Forschung & Sammlung

Die Möbel aus der Werkstatt von Abraham und David Roentgen waren für Publikum gedacht. Durch ihre ausgefeilte Mechanik und Verwandlungsfähigkeit erfüllten sie vor allem auch den Zweck, vorgeführt zu werden. Sebastian Hackenschmidt, Kustode der MAK-Sammlung Möbel und Holzarbeiten, beleuchtet in diesem zehnten Beitrag der Serie über den Kunst- und Kabinettschrank von David Roentgen das aufwendige Mobiliar aus medientheoretischer Sicht.

Das Öffnen von verschlossenen Möbelstücken stellt oft einen komplexen Handlungsablauf dar – nicht immer wird einem durch das Aufmachen einer Türe oder Lade schon Einblick in das Innere gewährt.
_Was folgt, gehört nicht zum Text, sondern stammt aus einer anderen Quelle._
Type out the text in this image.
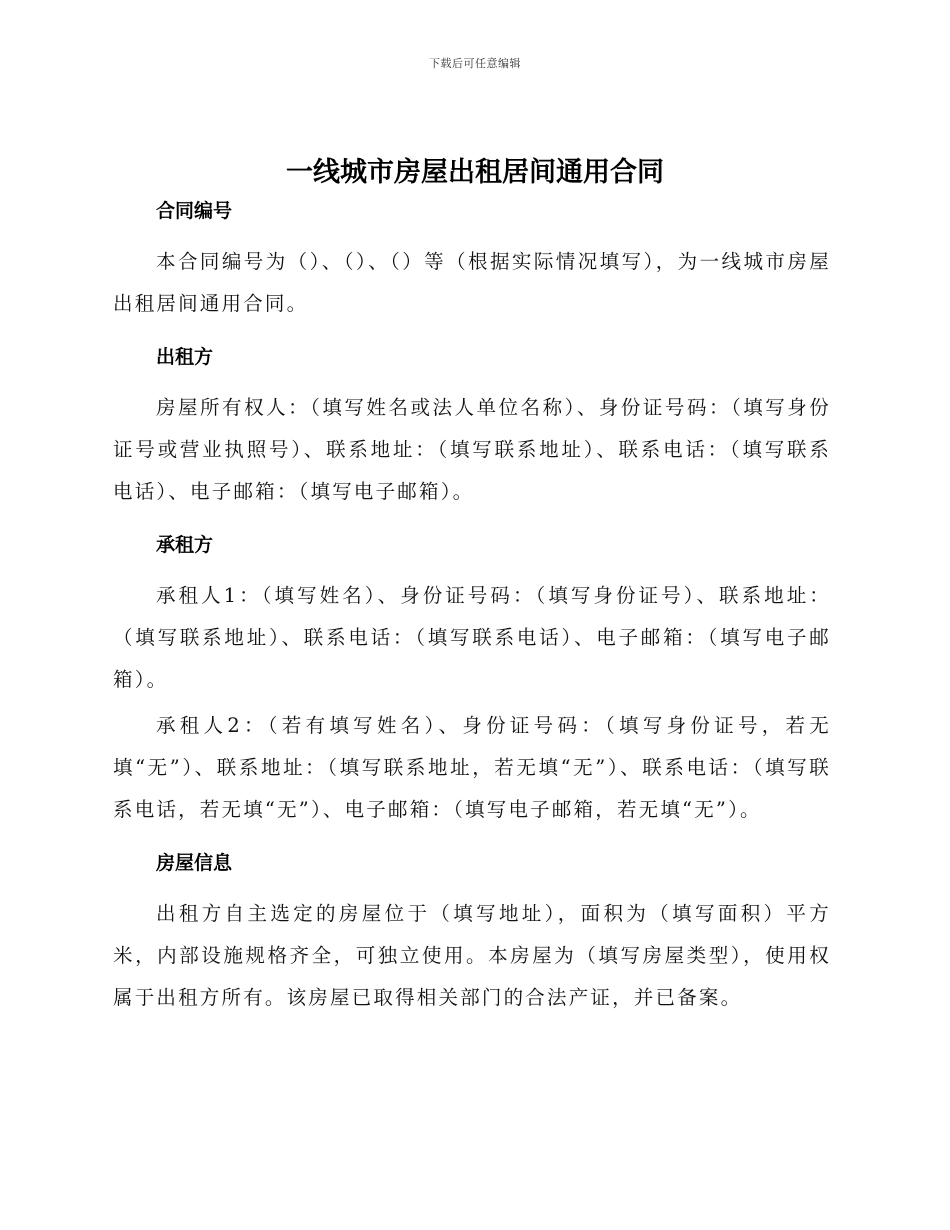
下载后可任意编辑
一线城市房屋出租居间通用合同
合同编号

本合同编号为（）、（）、（）等（根据实际情况填写），为一线城市房屋出租居间通用合同。

出租方

房屋所有权人：（填写姓名或法人单位名称）、身份证号码：（填写身份证号或营业执照号）、联系地址：（填写联系地址）、联系电话：（填写联系电话）、电子邮箱：（填写电子邮箱）。

承租方

承租人1：（填写姓名）、身份证号码：（填写身份证号）、联系地址：（填写联系地址）、联系电话：（填写联系电话）、电子邮箱：（填写电子邮箱）。

承租人2：（若有填写姓名）、身份证号码：（填写身份证号，若无填“无”）、联系地址：（填写联系地址，若无填“无”）、联系电话：（填写联系电话，若无填“无”）、电子邮箱：（填写电子邮箱，若无填“无”）。

房屋信息

出租方自主选定的房屋位于（填写地址），面积为（填写面积）平方米，内部设施规格齐全，可独立使用。本房屋为（填写房屋类型），使用权属于出租方所有。该房屋已取得相关部门的合法产证，并已备案。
Dies gilt bereits für den Vargueño, einen seit dem 16. Jahrhundert vor allem in Spanien verbreiteten und leicht zu transportierenden Möbeltyp zur Aufbewahrung von Schreibutensilien, Akten und Wertsachen, auf den die Entwicklung der Kabinett- und Schreibschränke zurückzuführen ist: Hinter der herunterklappbaren Frontplatte dieser frühen Schreibmöbel verbergen sich viele über- und nebeneinander angeordnete Fächer mit Schubladen und kleinen Türen, die jeweils einzeln herausgezogen und geöffnet werden müssen.
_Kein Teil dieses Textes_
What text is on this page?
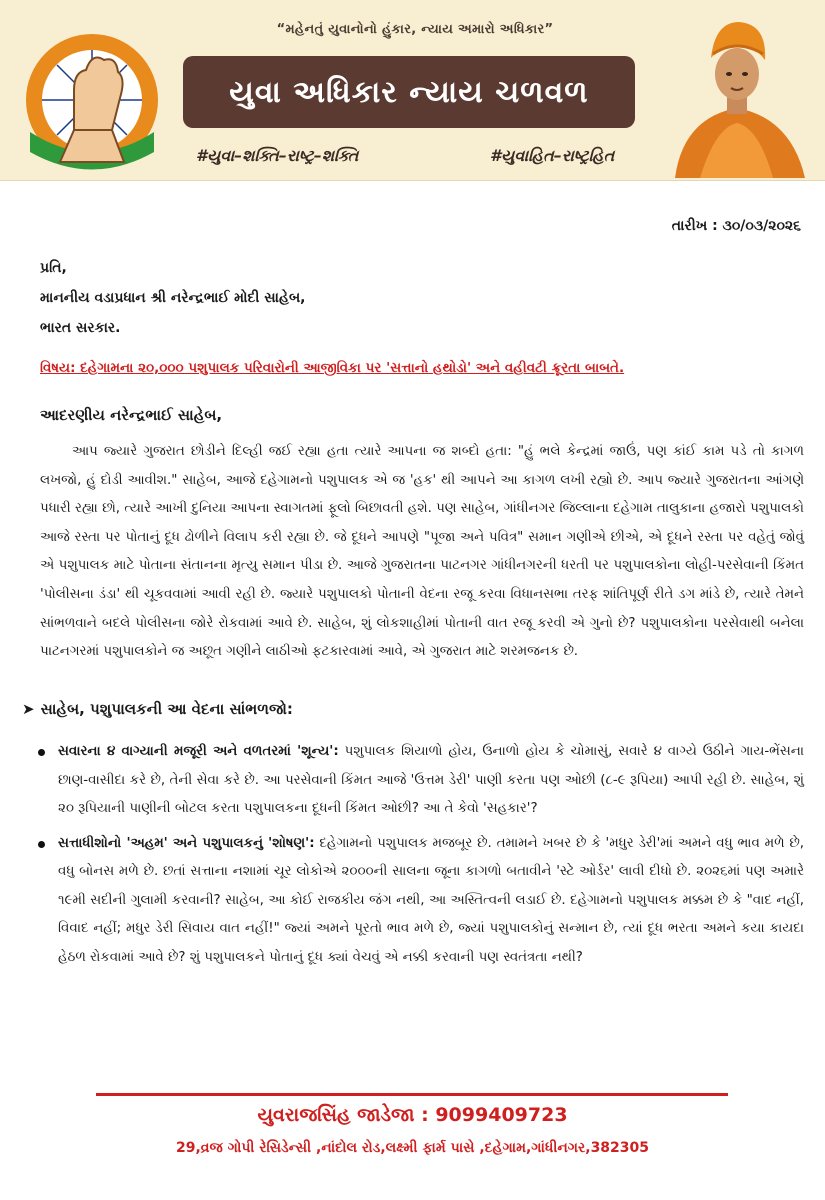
“મહેનતું યુવાનોનો હુંકાર, ન્યાય અમારો અધિકાર”
યુવા અધિકાર ન્યાય ચળવળ
#યુવા–શક્તિ–રાષ્ટ્ર–શક્તિ	#યુવાહિત–રાષ્ટ્રહિત
તારીખ : ૩૦/૦૩/૨૦૨૬
પ્રતિ,
માનનીય વડાપ્રધાન શ્રી નરેન્દ્રભાઈ મોદી સાહેબ,
ભારત સરકાર.
વિષય: દહેગામના ૨૦,૦૦૦ પશુપાલક પરિવારોની આજીવિકા પર 'સત્તાનો હથોડો' અને વહીવટી ક્રૂરતા બાબતે.
આદરણીય નરેન્દ્રભાઈ સાહેબ,
આપ જ્યારે ગુજરાત છોડીને દિલ્હી જઈ રહ્યા હતા ત્યારે આપના જ શબ્દો હતા: "હું ભલે કેન્દ્રમાં જાઉં, પણ કાંઈ કામ પડે તો કાગળ લખજો, હું દોડી આવીશ." સાહેબ, આજે દહેગામનો પશુપાલક એ જ 'હક' થી આપને આ કાગળ લખી રહ્યો છે. આપ જ્યારે ગુજરાતના આંગણે પધારી રહ્યા છો, ત્યારે આખી દુનિયા આપના સ્વાગતમાં ફૂલો બિછાવતી હશે. પણ સાહેબ, ગાંધીનગર જિલ્લાના દહેગામ તાલુકાના હજારો પશુપાલકો આજે રસ્તા પર પોતાનું દૂધ ઢોળીને વિલાપ કરી રહ્યા છે. જે દૂધને આપણે "પૂજા અને પવિત્ર" સમાન ગણીએ છીએ, એ દૂધને રસ્તા પર વહેતું જોવું એ પશુપાલક માટે પોતાના સંતાનના મૃત્યુ સમાન પીડા છે. આજે ગુજરાતના પાટનગર ગાંધીનગરની ધરતી પર પશુપાલકોના લોહી-પરસેવાની કિંમત 'પોલીસના ડંડા' થી ચૂકવવામાં આવી રહી છે. જ્યારે પશુપાલકો પોતાની વેદના રજૂ કરવા વિધાનસભા તરફ શાંતિપૂર્ણ રીતે ડગ માંડે છે, ત્યારે તેમને સાંભળવાને બદલે પોલીસના જોરે રોકવામાં આવે છે. સાહેબ, શું લોકશાહીમાં પોતાની વાત રજૂ કરવી એ ગુનો છે? પશુપાલકોના પરસેવાથી બનેલા પાટનગરમાં પશુપાલકોને જ અછૂત ગણીને લાઠીઓ ફટકારવામાં આવે, એ ગુજરાત માટે શરમજનક છે.
➤ સાહેબ, પશુપાલકની આ વેદના સાંભળજો:
સવારના ૪ વાગ્યાની મજૂરી અને વળતરમાં 'શૂન્ય': પશુપાલક શિયાળો હોય, ઉનાળો હોય કે ચોમાસું, સવારે ૪ વાગ્યે ઉઠીને ગાય-ભેંસના છાણ-વાસીદા કરે છે, તેની સેવા કરે છે. આ પરસેવાની કિંમત આજે 'ઉત્તમ ડેરી' પાણી કરતા પણ ઓછી (૮-૯ રૂપિયા) આપી રહી છે. સાહેબ, શું ૨૦ રૂપિયાની પાણીની બોટલ કરતા પશુપાલકના દૂધની કિંમત ઓછી? આ તે કેવો 'સહકાર'?
સત્તાધીશોનો 'અહમ' અને પશુપાલકનું 'શોષણ': દહેગામનો પશુપાલક મજબૂર છે. તમામને ખબર છે કે 'મધુર ડેરી'માં અમને વધુ ભાવ મળે છે, વધુ બોનસ મળે છે. છતાં સત્તાના નશામાં ચૂર લોકોએ ૨૦૦૦ની સાલના જૂના કાગળો બતાવીને 'સ્ટે ઓર્ડર' લાવી દીધો છે. ૨૦૨૬માં પણ અમારે ૧૯મી સદીની ગુલામી કરવાની? સાહેબ, આ કોઈ રાજકીય જંગ નથી, આ અસ્તિત્વની લડાઈ છે. દહેગામનો પશુપાલક મક્કમ છે કે "વાદ નહીં, વિવાદ નહીં; મધુર ડેરી સિવાય વાત નહીં!" જ્યાં અમને પૂરતો ભાવ મળે છે, જ્યાં પશુપાલકોનું સન્માન છે, ત્યાં દૂધ ભરતા અમને કયા કાયદા હેઠળ રોકવામાં આવે છે? શું પશુપાલકને પોતાનું દૂધ ક્યાં વેચવું એ નક્કી કરવાની પણ સ્વતંત્રતા નથી?
યુવરાજસિંહ જાડેજા : 9099409723
29,વ્રજ ગોપી રેસિડેન્સી ,નાંદોલ રોડ,લક્ષ્મી ફાર્મ પાસે ,દહેગામ,ગાંધીનગર,382305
Vargueno, Spanien, 2. Viertel 16. des Jahrhunderts
© MAK/Georg Mayer

Und auch die überwiegend durch Türflügel versperrten Kabinettschränke des Barock enthalten im Inneren meist kleinere Schubladen und größere, von Türen verschlossene Fächer. Bisweilen lassen sich aus den großen Mittelfächern dieser Möbelstücke ganze Miniatur-Schreibschränkchen herausnehmen, die ihrerseits wieder in kleine Fächer mit Türen und Schubladen gegliedert sind.

Kabinettschrank, Süddeutschland, Ende 16. Jahrhunderts
© MAK/Georg Mayer

Vor allem in höfischen Kreisen und im Kontext der Kunstkammern gab das Vorführen solcher Kunst- und Kabinettschränke vor Publikum – das schrittweise Enthüllen ihrer Funktionen und ihres Inhalts sowie das detaillierte Erläutern der darin verborgenen Dinge – seinen Besitzern Anlass, Bildung, Status und Kultiviertheit zu demonstrieren. „Im Öffnen und Schließen ist deshalb ein Repräsentationsmoment enthalten, das dem Zeigenden eine Bühne öffnet und ihm Zuschauer garantiert“, wie es die Wissenschaftshistorikerin Anke te Heesen einmal formuliert hat.

Der Hang, das Öffnen von Möbeln möglichst vielfältig und interessant erscheinen zu lassen, führte zu einer zunehmenden Mechanisierung: Aufwendige Apparaturen und hochkomplexe Mechanismen, Spielautomaten und Uhrwerke wurden vor allem deshalb in Schreibtische, Kunstschränke, Sekretäre und Kommoden integriert, um sie vorführen zu können. Einen Höhepunkt stellen in dieser Hinsicht die aufwendigen Möbel des 18. Jahrhunderts dar, allen voran die Möbel aus der Werkstatt von Abraham und David Roentgen, die häufig mehrere Zwecke erfüllten und sich mechanisch verwandeln ließen. Das gilt – allen voran – für den großen Kabinettschrank von David Roentgen, der Mitte der 1770er Jahre von Prinz Karl Alexander von Lothringen, dem österreichischen Statthalter der Niederlande, erworben wurde.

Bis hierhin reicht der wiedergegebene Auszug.